Growing up in southeast Michigan meant one of three things were likely true: Somebody in my family worked for one of the Big Three, I likely don’t live in Detroit, and I was a devout fan of University of Michigan football.
All three were facts for me, and living in such close proximity to the Motor City meant its influence on the surrounding communities was immense. Ford practically owned Dearborn, Mich.
I recall visiting the Henry Ford/Greenfield Village area and an attraction called The Spirit of Ford. I had to be 10 at the time, eager to immerse myself in all things automotive. It was basically an exhibit on the history of Ford and where it was going, with numerous futuristic and improbable concepts on hand. Think of it as a tangible Ford advertisement that someone thought was a good idea before they were promptly fired.
One ride was a 4-D simulation of a Formula One car rocketing around a racetrack. I, eager, lunged at the opportunity for such an experience. I remember strapping myself into the wraparound seat, a smidgen too small for the full enjoyment of the ride, but legally tall enough to not sue.
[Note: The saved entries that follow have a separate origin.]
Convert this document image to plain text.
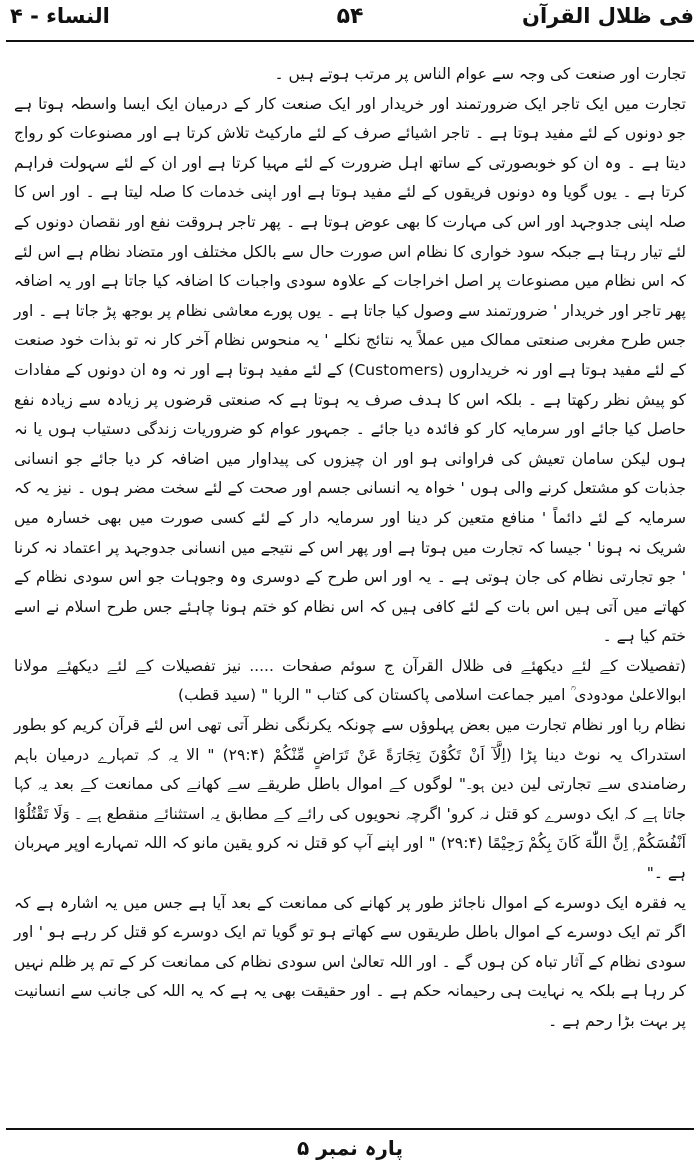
فی ظلال القرآن
۵۴
النساء - ۴

تجارت اور صنعت کی وجہ سے عوام الناس پر مرتب ہوتے ہیں ۔

تجارت میں ایک تاجر ایک ضرورتمند اور خریدار اور ایک صنعت کار کے درمیان ایک ایسا واسطہ ہوتا ہے جو دونوں کے لئے مفید ہوتا ہے ۔ تاجر اشیائے صرف کے لئے مارکیٹ تلاش کرتا ہے اور مصنوعات کو رواج دیتا ہے ۔ وہ ان کو خوبصورتی کے ساتھ اہل ضرورت کے لئے مہیا کرتا ہے اور ان کے لئے سہولت فراہم کرتا ہے ۔ یوں گویا وہ دونوں فریقوں کے لئے مفید ہوتا ہے اور اپنی خدمات کا صلہ لیتا ہے ۔ اور اس کا صلہ اپنی جدوجہد اور اس کی مہارت کا بھی عوض ہوتا ہے ۔ پھر تاجر ہروقت نفع اور نقصان دونوں کے لئے تیار رہتا ہے جبکہ سود خواری کا نظام اس صورت حال سے بالکل مختلف اور متضاد نظام ہے اس لئے کہ اس نظام میں مصنوعات پر اصل اخراجات کے علاوہ سودی واجبات کا اضافہ کیا جاتا ہے اور یہ اضافہ پھر تاجر اور خریدار ' ضرورتمند سے وصول کیا جاتا ہے ۔ یوں پورے معاشی نظام پر بوجھ پڑ جاتا ہے ۔ اور جس طرح مغربی صنعتی ممالک میں عملاً یہ نتائج نکلے ' یہ منحوس نظام آخر کار نہ تو بذات خود صنعت کے لئے مفید ہوتا ہے اور نہ خریداروں (Customers) کے لئے مفید ہوتا ہے اور نہ وہ ان دونوں کے مفادات کو پیش نظر رکھتا ہے ۔ بلکہ اس کا ہدف صرف یہ ہوتا ہے کہ صنعتی قرضوں پر زیادہ سے زیادہ نفع حاصل کیا جائے اور سرمایہ کار کو فائدہ دیا جائے ۔ جمہور عوام کو ضروریات زندگی دستیاب ہوں یا نہ ہوں لیکن سامان تعیش کی فراوانی ہو اور ان چیزوں کی پیداوار میں اضافہ کر دیا جائے جو انسانی جذبات کو مشتعل کرنے والی ہوں ' خواہ یہ انسانی جسم اور صحت کے لئے سخت مضر ہوں ۔ نیز یہ کہ سرمایہ کے لئے دائماً ' منافع متعین کر دینا اور سرمایہ دار کے لئے کسی صورت میں بھی خسارہ میں شریک نہ ہونا ' جیسا کہ تجارت میں ہوتا ہے اور پھر اس کے نتیجے میں انسانی جدوجہد پر اعتماد نہ کرنا ' جو تجارتی نظام کی جان ہوتی ہے ۔ یہ اور اس طرح کے دوسری وہ وجوہات جو اس سودی نظام کے کھاتے میں آتی ہیں اس بات کے لئے کافی ہیں کہ اس نظام کو ختم ہونا چاہئے جس طرح اسلام نے اسے ختم کیا ہے ۔

(تفصیلات کے لئے دیکھئے فی ظلال القرآن ج سوئم صفحات ..... نیز تفصیلات کے لئے دیکھئے مولانا ابوالاعلیٰ مودودی ؒ امیر جماعت اسلامی پاکستان کی کتاب " الربا " (سید قطب)

نظام ربا اور نظام تجارت میں بعض پہلوؤں سے چونکہ یکرنگی نظر آتی تھی اس لئے قرآن کریم کو بطور استدراک یہ نوٹ دینا پڑا (اِلَّآ اَنْ تَكُوْنَ تِجَارَةً عَنْ تَرَاضٍ مِّنْكُمْ (۲۹:۴) " الا یہ کہ تمہارے درمیان باہم رضامندی سے تجارتی لین دین ہو۔" لوگوں کے اموال باطل طریقے سے کھانے کی ممانعت کے بعد یہ کہا جاتا ہے کہ ایک دوسرے کو قتل نہ کرو' اگرچہ نحویوں کی رائے کے مطابق یہ استثنائے منقطع ہے ۔ وَلَا تَقْتُلُوْٓا اَنْفُسَكُمْ ۭ اِنَّ اللّٰهَ كَانَ بِكُمْ رَحِيْمًا (۲۹:۴) " اور اپنے آپ کو قتل نہ کرو یقین مانو کہ اللہ تمہارے اوپر مہربان ہے ۔"

یہ فقرہ ایک دوسرے کے اموال ناجائز طور پر کھانے کی ممانعت کے بعد آیا ہے جس میں یہ اشارہ ہے کہ اگر تم ایک دوسرے کے اموال باطل طریقوں سے کھاتے ہو تو گویا تم ایک دوسرے کو قتل کر رہے ہو ' اور سودی نظام کے آثار تباہ کن ہوں گے ۔ اور اللہ تعالیٰ اس سودی نظام کی ممانعت کر کے تم پر ظلم نہیں کر رہا ہے بلکہ یہ نہایت ہی رحیمانہ حکم ہے ۔ اور حقیقت بھی یہ ہے کہ یہ اللہ کی جانب سے انسانیت پر بہت بڑا رحم ہے ۔

پارہ نمبر ۵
The room darkened and the engine roared to life, the sound pumped through speakers in the headrests of the seats. The seat settled, with hydraulic hisses emanating below me as we got into position. I was flung back into my seat as the car accelerated, the seats simulating the gs of the car the best it could.
We bounced and bounded around the track, feeling every road-going imperfection, heads jostling back and forth, forwards and backwards. My neck took a beating. My father opined afterward that the ride was too rough and didn’t seem real, adding that the road was smooth and such jostling was just an effect.
Watching the onboard video of David Hauser at the Course de côte de St. Ursanne from 2013 reminded me of that day in my life. You can see Hauser’s head jostling almost violently as he twists his way up the hill.
The short, two-minute clip is insane, the tires spinning inches from guardrails and perilous edges and embankments. Around the 1:15 mark there is a sweeping right turn, the edge of the road melting into the countryside, the only barrier from spinning off the road lying in Hauser’s skill.
How fast do you think Hauser got on his hillclimb event in the GP2 Formula car, because we know he’s got cojones of steel sitting between his legs.